Why FDA Review Delays Won’t Be Fixed by Leadership Turnover Alone
A leadership change at FDA may satisfy political critics, but it will not automatically solve device-review bottlenecks. The core issue is a system built for an older generation of products, while companies are now filing more software-heavy, data-rich submissions.
Calls for personnel change at FDA often carry the implication that a new leader can reset the agency’s performance almost overnight. But device review delays are usually the product of structural factors: staffing constraints, increasingly complex submissions, and the growing need for specialized expertise across software, AI, cybersecurity, and clinical evidence generation.
That reality matters because the old model of device review assumed a relatively stable product with a bounded technical profile. Today’s products are often iterative, connected, and dependent on postmarket monitoring. A reviewer is no longer evaluating a static artifact; they are evaluating a system that may change after clearance and may behave differently across settings and patient groups.
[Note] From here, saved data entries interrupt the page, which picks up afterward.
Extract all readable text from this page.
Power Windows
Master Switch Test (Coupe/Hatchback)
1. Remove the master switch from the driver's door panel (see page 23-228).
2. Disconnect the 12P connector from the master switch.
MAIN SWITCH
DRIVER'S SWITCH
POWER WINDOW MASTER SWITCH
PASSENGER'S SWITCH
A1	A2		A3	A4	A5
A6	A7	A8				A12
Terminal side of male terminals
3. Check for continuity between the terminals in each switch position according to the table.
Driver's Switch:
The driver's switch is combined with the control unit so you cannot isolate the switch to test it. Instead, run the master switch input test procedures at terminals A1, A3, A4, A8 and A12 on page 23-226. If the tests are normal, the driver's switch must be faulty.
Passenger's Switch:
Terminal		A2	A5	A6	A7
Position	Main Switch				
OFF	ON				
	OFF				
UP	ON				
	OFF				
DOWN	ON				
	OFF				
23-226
Leadership can certainly influence tone, priorities, and internal coordination. But unless the agency has the tools and capacity to manage more sophisticated products, review times will remain constrained. In that sense, turnover may change the optics, but it does not remove the underlying demand on the agency’s scientific and regulatory infrastructure.
For industry, the lesson is to stop assuming that delays are merely political friction. They are also a signal that FDA needs better submission quality, clearer evidentiary standards, and perhaps more explicit pathways for digital and AI-enabled devices. Without those changes, the system will keep treating symptoms rather than resolving the cause.